Let’s look at the alternative, a Hackintosh. There’s a fantastic community over at tonymacx86.com which has all the information you need to build a Hackintosh. Here’s what I’ve come up with:
CPU: Intel Core i7-4770K Quad-Core Processor 3.5 GHZ 8 MB Cache
($337.98 @ Amazon)
CPU Cooler: Noctua NH-U14S 55.0 CFM CPU Cooler ($69.99 @ Amazon)
Motherboard: Gigabyte GA-Z87X-UD5H Z87 LGA 1150 ATX Motherboard
($219.99 @ Amazon)
Memory: 2x G.Skill Ripjaws X Series 16GB (2 x 8GB) DDR3-1866 Memory ($139.50 @ Newegg)
Storage: 2x Samsung 840 Pro Series 2.5" 128GB SATA 6Gbps SSD
($121.99 @ Amazon)
Video Card: EVGA GeForce GTX760 2GB GDDR5 256bit Graphics Card
($249.99 @ Newegg)
Case: Fractal Design Define R4 (Black Pearl) ATX Mid Tower Case ($111.98 @ Newegg)
Power Supply: Corsair 760 Watt ATX Modular Power Supply AX760
($159.99 @ Amazon)
Other: HighPoint RocketRAID 2720SGL 8x PCI-E 2.0 x8 SAS/SATA RAID Card
Other: 2x HighPoint Internal Mini-SAS to 4SATA ($15.00)
Other: StarTech.com USB 3.0 Adapter
Other: HDE USB 2.0 Adapter
Some notes on the parts:
- The HighPoint RocketRAID 2720SGL works fine with Mac OS X, but this hardware isn’t very good for SSDs. The SSDs would go directly on the motherboard and run software RAID 1, which Mac OS X does fine.
- The case supports 2 2.5″ disks and 8 3.5″ disks. Plenty for my needs.
- Xeon motherboards (socket 2011) aren’t as well supported, and sleep doesn’t work, which is pretty important to me.
So, it comes down to a Mac Pro for $4,220 or a Hackintosh for $1,852? Here are the pros for each:
Pros for Mac Pro:
- Mac OS X compatibility
- Xeon processor
- ECC RAM
- Thunderbolt 2 for expansion (though I have no immediate need for it, other than the RAID)
Pros for Hackintosh:
- +18GB of RAM
- 2x SSD RAID 1 for the OS boot drive
I’m pretty convinced the tonymacx86.com forums will help with any upgrades of Mac OS X. When a new version of Mac OS X comes out, upgrade guides are published pretty quickly.
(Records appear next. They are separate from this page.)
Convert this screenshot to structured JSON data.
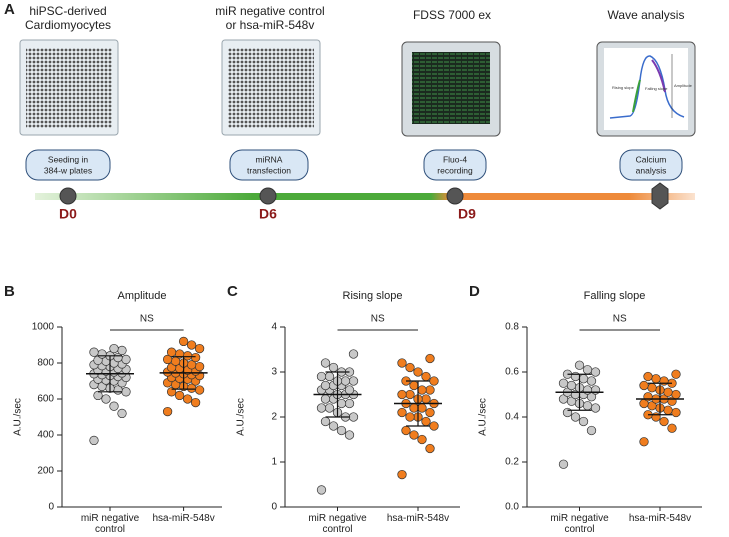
{
  "workflow": {
    "panel_label": "A",
    "steps": [
      {
        "title": [
          "hiPSC-derived",
          "Cardiomyocytes"
        ],
        "box": [
          "Seeding in",
          "384-w plates"
        ],
        "day": "D0"
      },
      {
        "title": [
          "miR negative control",
          "or hsa-miR-548v"
        ],
        "box": [
          "miRNA",
          "transfection"
        ],
        "day": "D6"
      },
      {
        "title": [
          "FDSS 7000 ex"
        ],
        "box": [
          "Fluo-4",
          "recording"
        ],
        "day": "D9"
      },
      {
        "title": [
          "Wave analysis"
        ],
        "box": [
          "Calcium",
          "analysis"
        ]
      }
    ],
    "wave_labels": [
      "Rising slope",
      "Falling slope",
      "Amplitude"
    ]
  },
  "chart_data": [
    {
      "type": "strip",
      "panel_label": "B",
      "title": "Amplitude",
      "ylabel": "A.U./sec",
      "categories": [
        "miR negative control",
        "hsa-miR-548v"
      ],
      "series": [
        {
          "color": "#c8c8c8",
          "mean": 740,
          "sd": 100,
          "values": [
            370,
            520,
            560,
            600,
            620,
            640,
            650,
            660,
            670,
            680,
            690,
            700,
            705,
            710,
            720,
            725,
            730,
            735,
            740,
            745,
            750,
            755,
            760,
            765,
            770,
            780,
            785,
            790,
            795,
            800,
            810,
            815,
            820,
            830,
            840,
            850,
            860,
            870,
            880
          ]
        },
        {
          "color": "#f07d1e",
          "mean": 745,
          "sd": 90,
          "values": [
            530,
            580,
            600,
            620,
            640,
            650,
            660,
            670,
            680,
            690,
            700,
            710,
            715,
            720,
            730,
            735,
            740,
            745,
            750,
            755,
            760,
            770,
            775,
            780,
            790,
            800,
            810,
            820,
            830,
            840,
            850,
            860,
            880,
            900,
            920
          ]
        }
      ],
      "ylim": [
        0,
        1000
      ],
      "yticks": [
        0,
        200,
        400,
        600,
        800,
        1000
      ],
      "annotation": "NS"
    },
    {
      "type": "strip",
      "panel_label": "C",
      "title": "Rising slope",
      "ylabel": "A.U./sec",
      "categories": [
        "miR negative control",
        "hsa-miR-548v"
      ],
      "series": [
        {
          "color": "#c8c8c8",
          "mean": 2.5,
          "sd": 0.5,
          "values": [
            0.38,
            1.6,
            1.7,
            1.8,
            1.9,
            2.0,
            2.0,
            2.1,
            2.2,
            2.2,
            2.3,
            2.3,
            2.4,
            2.4,
            2.5,
            2.5,
            2.5,
            2.6,
            2.6,
            2.6,
            2.7,
            2.7,
            2.7,
            2.8,
            2.8,
            2.8,
            2.9,
            2.9,
            3.0,
            3.0,
            3.1,
            3.2,
            3.4
          ]
        },
        {
          "color": "#f07d1e",
          "mean": 2.3,
          "sd": 0.5,
          "values": [
            0.72,
            1.3,
            1.5,
            1.6,
            1.7,
            1.8,
            1.9,
            2.0,
            2.0,
            2.1,
            2.1,
            2.2,
            2.2,
            2.3,
            2.3,
            2.4,
            2.4,
            2.5,
            2.5,
            2.6,
            2.6,
            2.7,
            2.8,
            2.8,
            2.9,
            3.0,
            3.1,
            3.2,
            3.3
          ]
        }
      ],
      "ylim": [
        0,
        4
      ],
      "yticks": [
        0,
        1,
        2,
        3,
        4
      ],
      "annotation": "NS"
    },
    {
      "type": "strip",
      "panel_label": "D",
      "title": "Falling slope",
      "ylabel": "A.U./sec",
      "categories": [
        "miR negative control",
        "hsa-miR-548v"
      ],
      "series": [
        {
          "color": "#c8c8c8",
          "mean": 0.51,
          "sd": 0.08,
          "values": [
            0.19,
            0.34,
            0.38,
            0.4,
            0.42,
            0.44,
            0.45,
            0.46,
            0.47,
            0.48,
            0.49,
            0.5,
            0.5,
            0.51,
            0.52,
            0.52,
            0.53,
            0.54,
            0.55,
            0.56,
            0.57,
            0.58,
            0.59,
            0.6,
            0.61,
            0.63
          ]
        },
        {
          "color": "#f07d1e",
          "mean": 0.48,
          "sd": 0.07,
          "values": [
            0.29,
            0.35,
            0.38,
            0.4,
            0.41,
            0.42,
            0.43,
            0.44,
            0.45,
            0.46,
            0.47,
            0.48,
            0.48,
            0.49,
            0.5,
            0.51,
            0.52,
            0.53,
            0.54,
            0.55,
            0.56,
            0.57,
            0.58,
            0.59
          ]
        }
      ],
      "ylim": [
        0,
        0.8
      ],
      "yticks": [
        {
          "value": 0,
          "label": "0.0"
        },
        0.2,
        0.4,
        0.6,
        0.8
      ],
      "annotation": "NS"
    }
  ]
}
I would like ECC RAM, but this isn’t a deal killer, by any means. Not having Thunderbolt isn’t, either. For Xeon vs i7, it really comes down to Adobe Lightroom performance. I think the extra 18GB of RAM will beat out the bigger cache on the Xeon.
So, it really comes down to the price, and are the pros for the Mac Pro really worth $2,568? I really don’t think so.
I really like the new Mac Pro design, but I think Apple really made a huge mistake not insuring low-cost expansion units for regular, spinning disks. All the previous Mac Pros had room for extra disks at the price of the base unit. There is, essentially, a $1,500 tax to purchase the new Mac Pro. That tax goes up to $2,500 if you need 6 disks instead of 4.